Entre expansion et tensions économiques : le Off balance

• 7 juillet 2018⇒29 juillet 2018 •
Le Off d'Avignon 2018, menu complet ou à la carte ? - Zibeline

La proposition alternative des théâtres avignonnais, balbutiante à l’été 68, réfléchit à une institutionnalisation pour éviter la précarisation ambiante.

Ils sont tellement vertigineux, quasi hypnotiques ces nombres, d’une année sur l’autre… Jetons-nous y d’emblée, on ne peut y résister.

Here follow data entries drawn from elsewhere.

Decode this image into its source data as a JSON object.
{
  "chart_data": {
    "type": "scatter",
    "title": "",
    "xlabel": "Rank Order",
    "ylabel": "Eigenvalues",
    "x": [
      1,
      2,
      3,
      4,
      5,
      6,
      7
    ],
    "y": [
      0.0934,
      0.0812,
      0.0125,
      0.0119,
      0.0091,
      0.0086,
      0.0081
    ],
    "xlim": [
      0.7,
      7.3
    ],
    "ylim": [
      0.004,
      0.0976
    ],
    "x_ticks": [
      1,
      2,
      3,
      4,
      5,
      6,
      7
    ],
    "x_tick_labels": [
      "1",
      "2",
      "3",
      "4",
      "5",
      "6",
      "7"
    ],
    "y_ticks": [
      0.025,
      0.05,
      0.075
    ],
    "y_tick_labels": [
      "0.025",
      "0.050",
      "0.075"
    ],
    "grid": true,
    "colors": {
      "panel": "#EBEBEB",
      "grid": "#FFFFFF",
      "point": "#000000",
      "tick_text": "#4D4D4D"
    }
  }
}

Le Festival Avignon Off 2018, ce sera : 1538 spectacles, 133 lieux (dont 125 théâtres), 4667 artistes. Pierre Beffeyte, président de l’association Avignon Festival et Compagnie (AF&C) les annonce l’air presque un peu las : « oui, on peut effectivement dire que c’est le plus grand théâtre du monde, mais il ne faut pas réduire le festival aux nombres »*. Et d’embrayer sur la « précarisation grandissante, criante » des artistes du Off. Depuis l’an dernier, il semble qu’il souffle un vent de prise de conscience sur les marches du Palais des Papes. Pénétrer dans la ville aux remparts a un coût, souvent de plus en plus exorbitant pour des compagnies toujours plus exsangues, venues dans le saint des saints jouer leur va-tout, quitte à se mettre définitivement en péril. Prenant la mesure de cette situation, les membres d’AF&C, désireux d’améliorer le statut des artistes, et probablement aussi conscients du risque qui pèse à moyen terme sur la qualité du festival lui-même, ont impulsé en 2017 une série d’actions étalées sur trois ans. Lancée le 1er juin dernier, une fondation a été créée (sous l’égide de la fondation FACE, engagée contre toutes les formes d’exclusion). Par cette initiative, AF&C souhaite poursuivre sa réflexion autour des conditions de travail des artistes du Off et réfléchir à inventer un nouveau cadre pour encourager et développer « des pratiques saines » au sein du festival. Les fonds collectés (auprès du public et des mécènes) permettront d’alimenter le Fonds de soutien à la professionnalisation créé par AF&C l’an dernier (80 projets soutenus en 2017 ; cette année, l’aide s’élèvera à raison de 50 € par jour et par artiste).

Communiquer, circuler

L’amélioration des conditions économiques de l’ensemble du secteur passe par une refonte de la communication pour développer la fréquentation dans les salles. Une enquête sur les publics, très fouillée, a été menée l’été dernier (avec la collaboration du laboratoire Culture et Communication de l’Université d’Avignon). Alors, qui sont les festivaliers ? On apprend qu’ils sont fidèles, revenant d’une année sur l’autre, et locaux (30% viennent de la région). La durée du séjour varie entre 3 et 9 jours, pour un budget situé entre 500 et 3000 €. Ils sont 72% à avoir plus de 46 ans. Le cœur de cible se situe donc chez les jeunes et les familles, qu’il faut attirer, informer : des ateliers sont organisés pour les petits pendant les spectacles, le Pass Culture (partenariat avec la Ville d’Avignon) et le Patch Culture (avec l’Université) proposent des tarifs attractifs, le réseau universitaire va communiquer au niveau national, une synergie est impulsée avec d’autres festivals (Contre Courant, Chorégies d’Orange,…). Nouveauté 2018 encore : la carte interactive, outil majeur de développement du territoire, répertorie tous les lieux stratégiques (hébergements, parkings…) dans un rayon d’1,5 km autour d’Avignon : de quoi rassurer les festivaliers quelque peu effrayés par la difficulté d’atteindre le cœur de la cité et l’ampleur des travaux du tramway… À venir dès septembre prochain, un chantier de réflexion autour du problème du sous-titrage des pièces (en anglais) pour les vacanciers étrangers, jusqu’à présent tenus à l’écart d’une grande majorité des spectacles.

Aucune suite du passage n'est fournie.